Tourist tax in Rome 2026: a practical guide for property owners

Who pays it, who collects it, how it is remitted and what happens if it is not handled correctly.

LC

Luca Chiacchio

Chiacchio Property Management

Tourist tax in Rome 2026: a practical guide for property owners

The tourist tax (imposta di soggiorno) is one of the most misunderstood obligations for short-term rental hosts in Rome. It is not a tax paid by the property owner — but the owner or manager is responsible for collecting it from guests and remitting it to the City.

Who pays it

The tourist tax is charged to guests: it is an amount they pay per night spent in the accommodation. It is not an owner cost, but the owner is responsible for correct collection and remittance.

Current rates

In Rome, rates are differentiated by accommodation category. For short-term rentals (holiday homes and unclassified apartments), the current amount is:

  • €7.00 per person per night for the first 10 consecutive nights (from night 11 onwards it is exempt)
  • children under 10: exempt
  • residents of the City of Rome: exempt

These figures apply based on the rate communicated to the City — always verify the current deliberations on the Rome City portal, as rates may change.

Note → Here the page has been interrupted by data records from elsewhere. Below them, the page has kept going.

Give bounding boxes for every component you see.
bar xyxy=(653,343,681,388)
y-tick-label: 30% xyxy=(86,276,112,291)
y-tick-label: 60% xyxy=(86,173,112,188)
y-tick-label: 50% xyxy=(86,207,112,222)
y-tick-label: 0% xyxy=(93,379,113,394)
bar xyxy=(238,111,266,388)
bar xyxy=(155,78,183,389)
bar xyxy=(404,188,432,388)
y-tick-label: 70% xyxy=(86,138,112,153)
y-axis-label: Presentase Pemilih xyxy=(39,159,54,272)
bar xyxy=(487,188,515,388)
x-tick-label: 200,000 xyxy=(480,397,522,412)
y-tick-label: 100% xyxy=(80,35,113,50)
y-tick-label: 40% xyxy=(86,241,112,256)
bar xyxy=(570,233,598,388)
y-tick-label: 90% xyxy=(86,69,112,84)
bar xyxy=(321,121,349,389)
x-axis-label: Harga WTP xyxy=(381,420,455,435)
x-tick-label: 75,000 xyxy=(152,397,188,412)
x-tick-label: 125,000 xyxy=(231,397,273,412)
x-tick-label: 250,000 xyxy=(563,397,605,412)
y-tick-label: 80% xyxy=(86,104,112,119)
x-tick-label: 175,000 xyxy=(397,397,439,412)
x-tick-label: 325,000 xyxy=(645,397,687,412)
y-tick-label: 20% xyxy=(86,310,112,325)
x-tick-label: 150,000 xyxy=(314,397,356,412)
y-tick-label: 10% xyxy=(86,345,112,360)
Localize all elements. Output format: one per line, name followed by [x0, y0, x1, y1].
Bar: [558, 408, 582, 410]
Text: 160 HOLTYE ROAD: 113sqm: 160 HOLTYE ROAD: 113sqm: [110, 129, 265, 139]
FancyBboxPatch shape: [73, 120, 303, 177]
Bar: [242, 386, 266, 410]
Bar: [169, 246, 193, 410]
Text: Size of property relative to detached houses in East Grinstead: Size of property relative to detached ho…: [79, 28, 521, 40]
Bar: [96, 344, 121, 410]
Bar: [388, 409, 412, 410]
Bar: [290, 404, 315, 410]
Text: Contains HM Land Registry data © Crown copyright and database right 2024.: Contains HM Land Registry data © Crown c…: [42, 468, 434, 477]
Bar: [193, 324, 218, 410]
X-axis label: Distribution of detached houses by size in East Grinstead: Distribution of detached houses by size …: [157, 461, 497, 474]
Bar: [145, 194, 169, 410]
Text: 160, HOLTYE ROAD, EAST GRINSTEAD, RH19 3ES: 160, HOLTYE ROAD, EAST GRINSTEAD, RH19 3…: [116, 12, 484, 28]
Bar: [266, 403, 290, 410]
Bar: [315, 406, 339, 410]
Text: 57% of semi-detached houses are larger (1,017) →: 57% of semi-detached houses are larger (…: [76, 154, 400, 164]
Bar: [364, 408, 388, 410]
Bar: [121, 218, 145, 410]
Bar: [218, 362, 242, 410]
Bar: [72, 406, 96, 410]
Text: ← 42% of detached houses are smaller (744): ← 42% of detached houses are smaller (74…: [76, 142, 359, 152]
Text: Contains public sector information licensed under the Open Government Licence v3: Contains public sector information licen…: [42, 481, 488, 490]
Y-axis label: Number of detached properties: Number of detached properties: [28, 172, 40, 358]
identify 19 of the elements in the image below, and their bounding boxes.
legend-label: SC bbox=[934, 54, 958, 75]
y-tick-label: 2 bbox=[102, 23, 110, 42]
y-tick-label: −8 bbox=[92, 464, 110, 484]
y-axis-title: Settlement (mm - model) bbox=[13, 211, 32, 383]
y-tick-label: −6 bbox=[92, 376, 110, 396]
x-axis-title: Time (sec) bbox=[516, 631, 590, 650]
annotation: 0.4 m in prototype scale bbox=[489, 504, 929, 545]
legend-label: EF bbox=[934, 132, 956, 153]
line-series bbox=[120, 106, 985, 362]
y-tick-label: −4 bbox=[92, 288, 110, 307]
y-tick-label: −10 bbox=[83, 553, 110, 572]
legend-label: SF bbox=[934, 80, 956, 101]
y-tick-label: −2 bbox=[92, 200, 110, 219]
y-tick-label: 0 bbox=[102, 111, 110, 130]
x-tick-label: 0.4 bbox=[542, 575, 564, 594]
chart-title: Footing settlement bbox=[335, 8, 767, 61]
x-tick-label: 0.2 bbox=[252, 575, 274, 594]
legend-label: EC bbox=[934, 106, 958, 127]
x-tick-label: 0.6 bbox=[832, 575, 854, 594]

How it works with Airbnb and Booking

Airbnb automatically collects and remits the tourist tax for bookings made on its platform, directly from the guest to the City of Rome. In this case the owner has no additional obligation for those bookings.

Booking.com, in most cases, does not collect the tourist tax on behalf of property owners: the manager must request it from the guest at check-in and remit it independently.

For direct bookings, responsibility always sits with the manager.

Remittance to the City

Remittance to Rome City Council is handled through the dedicated portal (Gestione Imposta di Soggiorno). Payment deadlines are quarterly:

  • Q1: payment by 30 April
  • Q2: payment by 31 July
  • Q3: payment by 31 October
  • Q4: payment by 31 January of the following year

Portal registration is required, along with uploading stay data (number of guests, nights, amounts).

Penalties

Failure to collect or remit exposes operators to significant administrative penalties. Rome City Council cross-references data from platforms and the guest registration portal.

This is not a risk to take lightly, especially during inspections covering multiple periods.

How we handle this

As part of full management, we handle:

  • registration on the City portal
  • correct collection for every booking (direct or from platforms that do not auto-remit)
  • maintaining the stay register
  • quarterly remittance and documentation

If you manage independently, we recommend setting up a clear process from the start: collect at check-in, keep a monthly log, remit quarterly. The complexity is low, but the order is essential.